While the stock of unsecured debt has fallen by £11.47 billion since last June to stand at £220.77 billion in April 2010, the household sector’s overall stock of debt has fallen too, although only by £178 million to £1,459.5 billion. The much smaller decrease in total debt reflects an increase in the stock of mortgage debt by £11.291 billion over the same period. But, there are two points to make here. Firstly, it is difficult to over-play the fact that the overall stock of household debt has fallen. If we look at the Bank of England’s monthly series which goes back to April 1993, the first monthly fall in the total stock of debt did not occur until October 2008. In other words, the norm has simply been for total household debt to increase.

The second point to make is that the growth in secured debt has slowed markedly. The stock of secured debt in April was only 0.9% higher than a year earlier. But, more than this, the Bank of England’s Housing Equity Withdrawal numbers show that since the second quarter of 2008 the household sector’s stock of secured borrowing has increased by less than we would have expected given the additional housing investment, i.e. money spent on moving costs, the purchase of newly built properties or expenditure on major home improvements. This has resulted in what we know as negative Housing Equity Withdrawal (HEW). This again is evidence that households too are consolidating.

The desire for the household sector to consolidate and to reduce its exposure to debt is pretty understandable, especially given these uncertain times. But, as we discuss in Has the tide turned for Keynesianism?, there are dangers for national and global aggregate demand of mass consolidation. It remains to be seen if we can really afford for so many to be dancing the Consolidation Conga!
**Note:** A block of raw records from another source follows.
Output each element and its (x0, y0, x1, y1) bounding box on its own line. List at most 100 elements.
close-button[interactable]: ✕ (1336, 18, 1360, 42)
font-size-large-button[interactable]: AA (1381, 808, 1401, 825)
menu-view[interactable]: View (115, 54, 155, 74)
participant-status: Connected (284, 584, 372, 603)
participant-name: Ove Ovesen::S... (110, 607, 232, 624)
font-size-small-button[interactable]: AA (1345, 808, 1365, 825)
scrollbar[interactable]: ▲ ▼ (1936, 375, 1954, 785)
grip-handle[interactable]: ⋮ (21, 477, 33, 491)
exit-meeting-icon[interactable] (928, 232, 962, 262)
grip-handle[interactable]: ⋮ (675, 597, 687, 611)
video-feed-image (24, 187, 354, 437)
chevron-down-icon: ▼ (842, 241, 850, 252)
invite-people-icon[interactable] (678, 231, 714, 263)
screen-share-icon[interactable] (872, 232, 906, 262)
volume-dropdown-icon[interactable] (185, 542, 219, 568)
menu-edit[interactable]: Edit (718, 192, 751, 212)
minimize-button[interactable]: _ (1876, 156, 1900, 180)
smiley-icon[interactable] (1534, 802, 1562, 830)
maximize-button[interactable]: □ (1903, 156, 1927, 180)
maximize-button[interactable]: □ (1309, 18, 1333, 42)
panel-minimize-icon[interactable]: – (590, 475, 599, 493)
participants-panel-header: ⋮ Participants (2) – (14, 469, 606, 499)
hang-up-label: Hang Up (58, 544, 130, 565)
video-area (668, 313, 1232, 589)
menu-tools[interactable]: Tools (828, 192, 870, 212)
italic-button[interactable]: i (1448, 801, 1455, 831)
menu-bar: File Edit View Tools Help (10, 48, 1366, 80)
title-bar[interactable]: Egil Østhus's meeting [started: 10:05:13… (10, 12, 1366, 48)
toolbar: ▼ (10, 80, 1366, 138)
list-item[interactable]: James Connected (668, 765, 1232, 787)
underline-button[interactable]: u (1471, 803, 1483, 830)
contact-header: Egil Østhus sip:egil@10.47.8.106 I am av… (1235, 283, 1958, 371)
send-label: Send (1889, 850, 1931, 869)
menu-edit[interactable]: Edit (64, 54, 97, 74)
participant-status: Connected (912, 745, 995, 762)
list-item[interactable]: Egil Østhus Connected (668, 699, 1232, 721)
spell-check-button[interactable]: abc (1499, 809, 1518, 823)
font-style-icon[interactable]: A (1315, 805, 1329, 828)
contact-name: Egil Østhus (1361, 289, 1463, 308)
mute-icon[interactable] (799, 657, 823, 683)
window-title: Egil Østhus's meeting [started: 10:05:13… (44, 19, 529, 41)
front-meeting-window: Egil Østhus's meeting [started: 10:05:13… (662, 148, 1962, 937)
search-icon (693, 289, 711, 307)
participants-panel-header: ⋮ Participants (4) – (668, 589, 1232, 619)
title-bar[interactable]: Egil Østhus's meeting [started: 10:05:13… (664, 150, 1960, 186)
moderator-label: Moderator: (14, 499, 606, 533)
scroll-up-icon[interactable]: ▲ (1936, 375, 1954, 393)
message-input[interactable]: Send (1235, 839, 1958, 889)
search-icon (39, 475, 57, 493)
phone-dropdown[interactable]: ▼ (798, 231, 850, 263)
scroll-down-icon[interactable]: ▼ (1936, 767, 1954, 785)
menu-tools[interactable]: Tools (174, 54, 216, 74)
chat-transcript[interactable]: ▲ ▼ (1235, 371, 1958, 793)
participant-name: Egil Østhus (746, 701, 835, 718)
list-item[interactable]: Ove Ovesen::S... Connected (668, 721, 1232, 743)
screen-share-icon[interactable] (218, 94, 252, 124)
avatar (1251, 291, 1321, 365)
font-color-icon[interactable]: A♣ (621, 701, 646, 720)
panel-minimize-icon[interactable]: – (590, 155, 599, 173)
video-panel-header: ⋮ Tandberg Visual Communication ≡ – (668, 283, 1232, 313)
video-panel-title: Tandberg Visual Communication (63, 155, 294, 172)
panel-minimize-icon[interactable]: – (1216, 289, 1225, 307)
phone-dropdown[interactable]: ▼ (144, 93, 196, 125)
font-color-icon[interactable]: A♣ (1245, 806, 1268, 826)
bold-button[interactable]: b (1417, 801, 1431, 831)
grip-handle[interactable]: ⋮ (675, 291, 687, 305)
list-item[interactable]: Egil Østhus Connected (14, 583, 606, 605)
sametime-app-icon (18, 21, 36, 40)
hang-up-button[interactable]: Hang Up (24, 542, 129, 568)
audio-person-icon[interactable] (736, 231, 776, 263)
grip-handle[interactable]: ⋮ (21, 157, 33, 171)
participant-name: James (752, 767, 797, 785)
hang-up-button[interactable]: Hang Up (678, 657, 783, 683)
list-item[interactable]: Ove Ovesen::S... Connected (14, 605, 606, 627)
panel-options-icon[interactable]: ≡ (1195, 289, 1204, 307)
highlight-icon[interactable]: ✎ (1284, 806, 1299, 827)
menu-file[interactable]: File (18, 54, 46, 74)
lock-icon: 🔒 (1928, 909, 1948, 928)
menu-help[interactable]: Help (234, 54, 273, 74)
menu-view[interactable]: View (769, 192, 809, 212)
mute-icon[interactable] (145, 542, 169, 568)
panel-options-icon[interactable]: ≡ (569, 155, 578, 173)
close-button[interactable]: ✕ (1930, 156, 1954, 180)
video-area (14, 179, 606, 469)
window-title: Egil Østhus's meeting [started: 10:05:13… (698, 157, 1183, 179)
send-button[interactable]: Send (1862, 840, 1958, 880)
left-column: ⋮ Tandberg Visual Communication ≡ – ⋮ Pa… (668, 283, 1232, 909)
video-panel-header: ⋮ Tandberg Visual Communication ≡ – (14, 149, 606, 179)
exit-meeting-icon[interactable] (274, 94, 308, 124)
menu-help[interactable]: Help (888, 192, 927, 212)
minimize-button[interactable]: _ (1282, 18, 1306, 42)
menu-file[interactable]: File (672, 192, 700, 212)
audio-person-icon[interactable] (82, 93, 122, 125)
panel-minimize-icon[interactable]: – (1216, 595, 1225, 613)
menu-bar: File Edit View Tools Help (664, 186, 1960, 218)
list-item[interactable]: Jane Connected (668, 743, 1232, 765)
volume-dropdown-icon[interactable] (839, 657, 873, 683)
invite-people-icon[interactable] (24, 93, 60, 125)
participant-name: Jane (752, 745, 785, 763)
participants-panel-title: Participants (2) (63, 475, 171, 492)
Housing market on a knife edge with no sign of sustained recovery in lending Independent, David Prosser (3/6/10)
UK mortgage lending edges higher BBC News (2/6/10)
Mortgage data raise housing recovery fears Financial Times, Norma Cohen (2/6/10)
Mixed lending data point to stagnant housing markets Reuters (2/6/10)
Mortgage approvals slightly higher Press Association (3/6/10)


Lending to individuals Bank of England
Monetary and Financial Statistics (Bankstats) Bank of England (See Tables A5.1 to A5.7, in particular)
Housing equity withdrawal (HEW) statistical releases Bank of England


  1. What does a negative net lending figure indicate?
  2. If net lending is negative does this mean that the stock of debt is falling?
  3. What factors might be driving households to consolidate their finances?
  4. Discuss the potential economic benefits and dangers of households consolidating their finances.
  5. Of what significance is the extent of the household sector’s consolidation of its finances for: (i) the government and (ii) the Bank of England?